BR-KLASSIK

Inhalt

Album der Woche – Dmitry Ablogin spielt Beethoven Diabelli-Variationen

Eine Variation über ein harmloses Walzer-Thema erbat der Wiener Verleger Anton Diabelli von Beethoven: 33 lieferte ihm der Meister und schuf mit seinem op. 120 ein Werk, das die Gattung der Variation neu definierte und bis heute eine Herausforderung für Pianisten und Publikum darstellt. Der russische Pianist Dmitry Ablogin hat die umfangreichen Diabelli-Variationen nun gleich doppelt eingespielt – einmal auf einem historischen Fortepiano und einmal auf einem modernen Fazioli-Flügel. Ein spannender Vergleich!

Bildquelle: Organum

Den CD-Tipp anhören

"Ein Mikrokosmos des Beethovenschen Genius, ja sogar ein Abbild der ganzen Tonwelt im Auszuge" – so bezeichnete Hans von Bülow die Diabelli-Variationen, als er sich gut 30 Jahre nach ihrer Entstehung als Erster an die Uraufführung wagte. Bis heute ist Beethovens op. 120 eine Herausforderung für Pianisten und Publikum – dabei hatte der Wiener Verleger Anton Diabelli nur ein hübsches Sammelalbum herausbringen wollen. Hierfür hatte er ein selbstkomponiertes Thema den prominentesten Komponisten des Kaiserreichs geschickt und sie um je eine Variation gebeten. Beethoven rümpfte erst die Nase ob des lächerlichen Themas; doch dann schrieb er gleich 33 Variationen von insgesamt fast einstündiger Spieldauer, die der verblüffte Diabelli in einem eigenen Band herausbrachte. Eines jener frappierenden Meisterwerke, mit denen der späte Beethoven seiner Zeit weit voraus war.

Kurz und bündig

Dieses Album lädt ein ...
... zum Vergleich. Denn das Fortepiano führt uns direkt in Beethovens Zeit, der moderne Fazioli-Flügel weist weit über sie hinaus: wer weiß, was Beethoven den Pianisten noch alles zugemutet hätte, wäre ihm dieses Instrument zur Verfügung gestanden.

Dieses Album muss man haben, weil ...
... das historische Streicher-Instrument durch seinen Klang und seine technischen Möglichkeiten, aber auch Grenzen zu manchem Aha-Erlebnis führt, was Beethovens Kompositionsweise betrifft!

Dieses Album hört man ...
... am besten als Doublefeature – beide Versionen hintereinander!

Dieses Album führt bei Überdosis ...
... zu hartnäckigen Ohrwürmern (der Diabelli-Vorhalt lässt grüßen!).

Diabellis Walzer als Boogie-Woogie

Schon dem originalen Thema, das oft etwas lieblos heruntergeschnurrt wird, verleiht Dmitry Ablogin durch winzige Verzögerungen und dynamische Kontraste eine charmante Originalität.
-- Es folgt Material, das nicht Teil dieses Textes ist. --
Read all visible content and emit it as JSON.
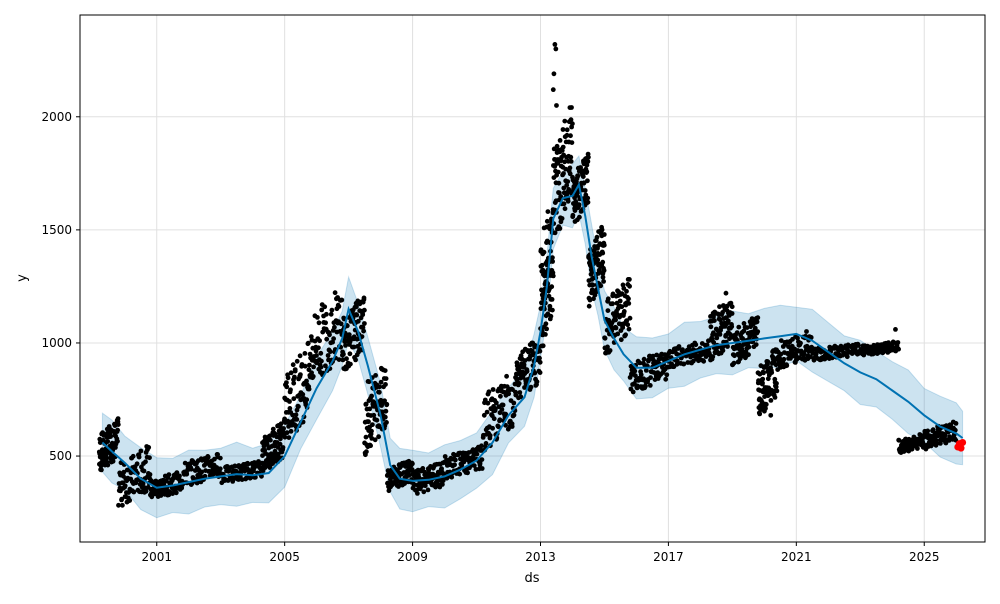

Und er hat recht: Denn dieser von Beethoven zunächst geschmähte "Schusterfleck" bietet gerade durch seine Schlichtheit unendliche Möglichkeiten der Variation. Keine Variation im damals üblichen Sinn: Beethoven hält sich nicht damit auf, das Thema durch virtuose Figurationen aufzuhübschen; er zerlegt es wie ein Spielzeugauto und konstruiert aus den Einzelteilen Miniaturen, die nicht nur der gute Diabelli als buchstäblich "unerhört" empfunden haben muss. Meister Ludwig parodiert das Thema als pompösen Marsch. Oder er lässt den steifen Vorhalt als obsessiven Triller durch die Stimmen wandern oder er verwandelt Diabellis Walzer gar zum Boogie-Woogie avant la lettre.

 Ein Flügel, der Beethovens Sprache spricht

Vom skurrilen Humor über Bachsche Fugenkunst bis zur Verklärung des Themas im abschließenden Tempo di minuetto – Dmitry Ablogin lässt uns mit Sensibilität, Klangsinn, Intelligenz und brillanter Technik ganz tief in das wundersame Kaleidoskop dieses gigantischen Variationsopus eintauchen. Und das gleich von zwei Seiten: Denn er spielt das ganze op. 120 in diesem Doppelalbum einmal auf einem modernen Fazioli-Konzertflügel von 2018 und einmal auf einem historischen Hammerflügel aus der Werkstatt der Wiener Klavierbauerin Nannette Streicher von 1825. Dazu muss man wissen, dass diese Instrumente damals nicht nur europaweit für ihre leichte Spielbarkeit und kantable Tongebung gerühmt wurden, sondern dass Beethoven mit Madame Streicher eng befreundet war und an der Entwicklung ihrer Fortepiani regen Anteil nahm. Es ist also ein Instrument, so formuliert es Ablogin, das dieselbe Sprache spricht wie der Komponist.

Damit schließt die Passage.